If one of the HBA’s at the host side is observing a problem this can causes credit issues between the switch and the HBA. Obviously (as I explained in the other articles) this trickles down to other parts of that same fabric hence you can imagine that other host traffic sharing the same paths will suffer as well.
But here’s the catch. As you can see the array at the bottom obviously has a finite amount of resources. It will do it utmost best to fulfil requests from this host but if frames go missing the overall status of these IO requests are unknown to the array and therefore it will rely on internal and external timeout values to recoup these resources. In the above example lets say the host sends a write request of 24MB to LUN 1 on sector off-set 8395277. What happens in the array is that as soon as the SCSI command is received it will start allocating resources like cache slots, CPU and/or ASIC threads, internal notifications to other parts of the array in order to have these parts reserve resources like data-offloading from cache etc.. Depending on these available array resources it will send a XFER-RDY back to the host which says, “from request X you can send the first Y blocks”. If that particular XFER_RDY frame is lost somewhere in the fabric both the host and the array have no status of either side.
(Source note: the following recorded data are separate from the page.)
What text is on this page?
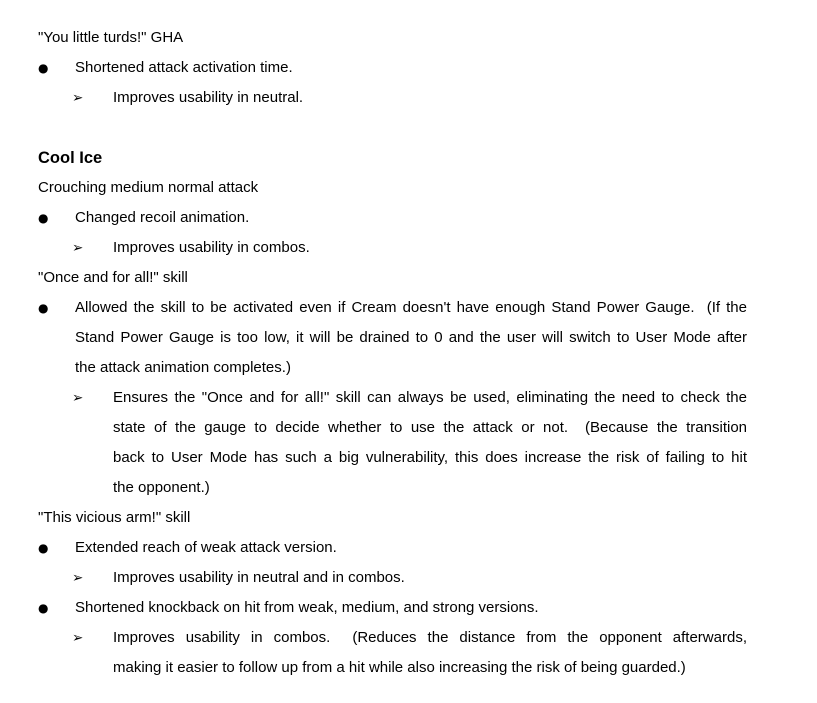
"You little turds!" GHA
●	Shortened attack activation time.
➢	Improves usability in neutral.
Cool Ice
Crouching medium normal attack
●	Changed recoil animation.
➢	Improves usability in combos.
"Once and for all!" skill
●	Allowed the skill to be activated even if Cream doesn't have enough Stand Power Gauge.  (If the
Stand Power Gauge is too low, it will be drained to 0 and the user will switch to User Mode after
the attack animation completes.)
➢	Ensures the "Once and for all!" skill can always be used, eliminating the need to check the
state of the gauge to decide whether to use the attack or not.  (Because the transition
back to User Mode has such a big vulnerability, this does increase the risk of failing to hit
the opponent.)
"This vicious arm!" skill
●	Extended reach of weak attack version.
➢	Improves usability in neutral and in combos.
●	Shortened knockback on hit from weak, medium, and strong versions.
➢	Improves usability in combos.  (Reduces the distance from the opponent afterwards,
making it easier to follow up from a hit while also increasing the risk of being guarded.)
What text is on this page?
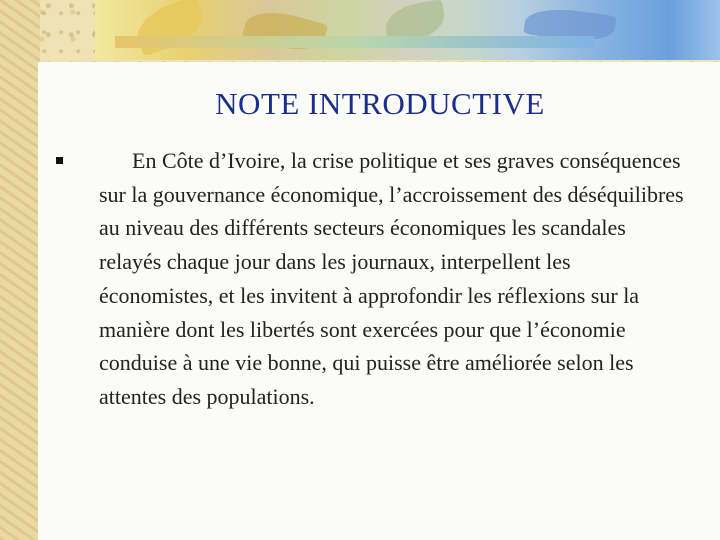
NOTE INTRODUCTIVE
En Côte d’Ivoire, la crise politique et ses graves conséquences sur la gouvernance économique, l’accroissement des déséquilibres au niveau des différents secteurs économiques les scandales relayés chaque jour dans les journaux, interpellent les économistes, et les invitent à approfondir les réflexions sur la manière dont les libertés sont exercées pour que l’économie conduise à une vie bonne, qui puisse être améliorée selon les attentes des populations.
The host doesn’t know if the SCSI command has reached the array and therefore has to wait for a timeout in order to send an abort plus the array has no idea why it takes so long for the host to start sending data. This means that both parties are in a somewhat dead-lock situation and can’t do anything with this particular request until these timeout thresholds have past. A result of this is that the allocated resources in the array cannot be freed up and thus cannot be used for other requests even if they come from a second initiator on a different fabric. (This is depicted with the blue arrows in the above picture.)
A follow-up consequence is that, due to this shortage in array resources, other hosts, which may or may not have connections in the same fabrics but are linked to that array, will also suffer from this particular problem as you can see here.
Host #1 can be using the path in the left-hand fabric and Host #2 can be using the paths in the right-hand fabric but even though they do not share the same traffic paths at that stage they both can be impacted due to lack of array resources caused by the faulty link on the Host #1 side.
The problem may be exacerbated if, due to credit depletion, frames are lost in the fabric from Host #2 and therefore may increase resource usage in the array.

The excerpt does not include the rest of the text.